Wondering who’s in the northern Michigan area and interested in doing some bottle digging next spring/summer? I know of a few spots in my area but not much else I’m planning on looking for new spots as soon as winter breaks. 

thanks!


----------



## woods_walker (Nov 26, 2019)

Sorry for posting this in this thread. I just now see the thread for digging partners. Can someone tell me how to delete this post ?


----------



## Robby Raccoon (Nov 26, 2019)

While you cannot delete the post, you can repost in the digging parners section or ask the admin to move the post.
Where at in Michigan? Which town?


----------



## hemihampton (Nov 28, 2019)

I'm more in the southern Michigan area (Detroit) but I do dig up that way sometimes & sometimes in the U.P.. Just found these ina Privy up that way a few weeks ago.
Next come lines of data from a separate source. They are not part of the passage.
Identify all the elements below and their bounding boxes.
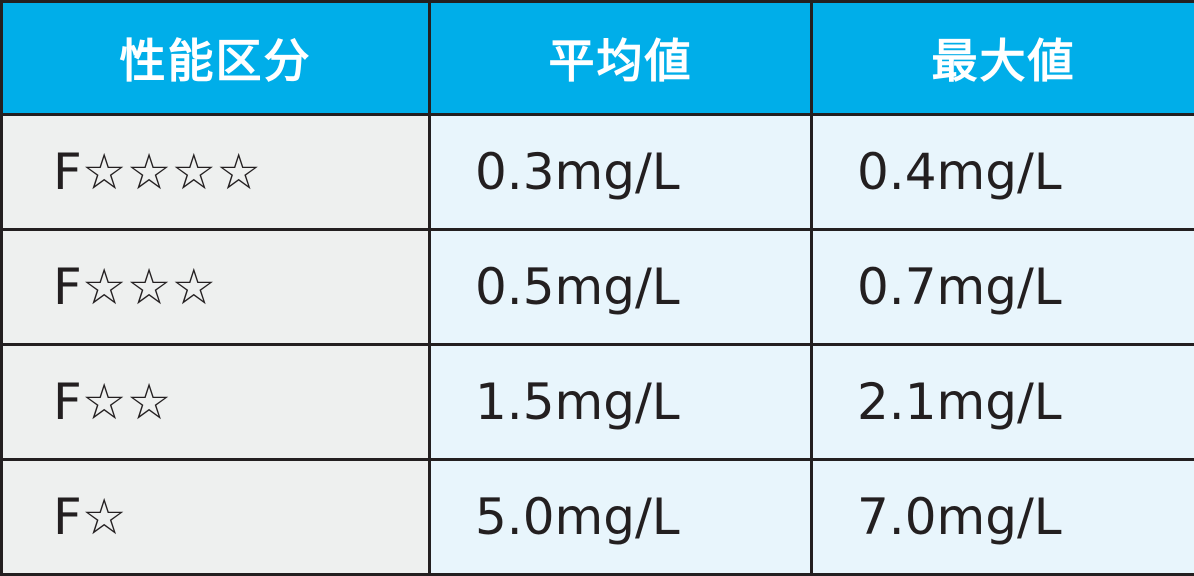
- maximum-cell: 0.4mg/L: [810, 113, 1194, 231]
- average-cell: 1.5mg/L: [428, 343, 813, 461]
- header-average: 平均値: [428, 0, 813, 116]
- table-row: F☆ 5.0mg/L 7.0mg/L: [0, 458, 1194, 576]
- performance-class-cell: F☆☆☆☆: [0, 113, 431, 231]
- average-cell: 5.0mg/L: [428, 458, 813, 576]
- maximum-cell: 0.7mg/L: [810, 228, 1194, 346]
- average-cell: 0.3mg/L: [428, 113, 813, 231]
- header-maximum: 最大値: [810, 0, 1194, 116]
- performance-class-cell: F☆☆☆: [0, 228, 431, 346]
- header-row: 性能区分 平均値 最大値: [0, 0, 1194, 116]
- performance-class-cell: F☆: [0, 458, 431, 576]
- performance-class-cell: F☆☆: [0, 343, 431, 461]
- header-performance-class: 性能区分: [0, 0, 431, 116]
- maximum-cell: 7.0mg/L: [810, 458, 1194, 576]
- average-cell: 0.5mg/L: [428, 228, 813, 346]
- table-row: F☆☆☆☆ 0.3mg/L 0.4mg/L: [0, 113, 1194, 231]
- maximum-cell: 2.1mg/L: [810, 343, 1194, 461]
- table-row: F☆☆ 1.5mg/L 2.1mg/L: [0, 343, 1194, 461]
- table-row: F☆☆☆ 0.5mg/L 0.7mg/L: [0, 228, 1194, 346]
LEON.


----------



## woods_walker (Nov 28, 2019)

hemihampton said:


> I'm more in the southern Michigan area (Detroit) but I do dig up that way sometimes & sometimes in the U.P.. Just found these ina Privy up that way a few weeks ago. LEON.View attachment 191500View attachment 191501View attachment 191502




Nice finds! If your ever up here again this upcoming summer give me a shout I might be able to meet up for a dig!


----------



## hemihampton (Nov 29, 2019)

OK, We usually go up there in the Fall.Everything in that hole dated to late 1870's to mid 1880's. Gave about 20 slick bottles to the local town Museum/Historical Society.​   LEON.


----------



## woods_walker (Dec 6, 2019)

What town did you dig in ?


----------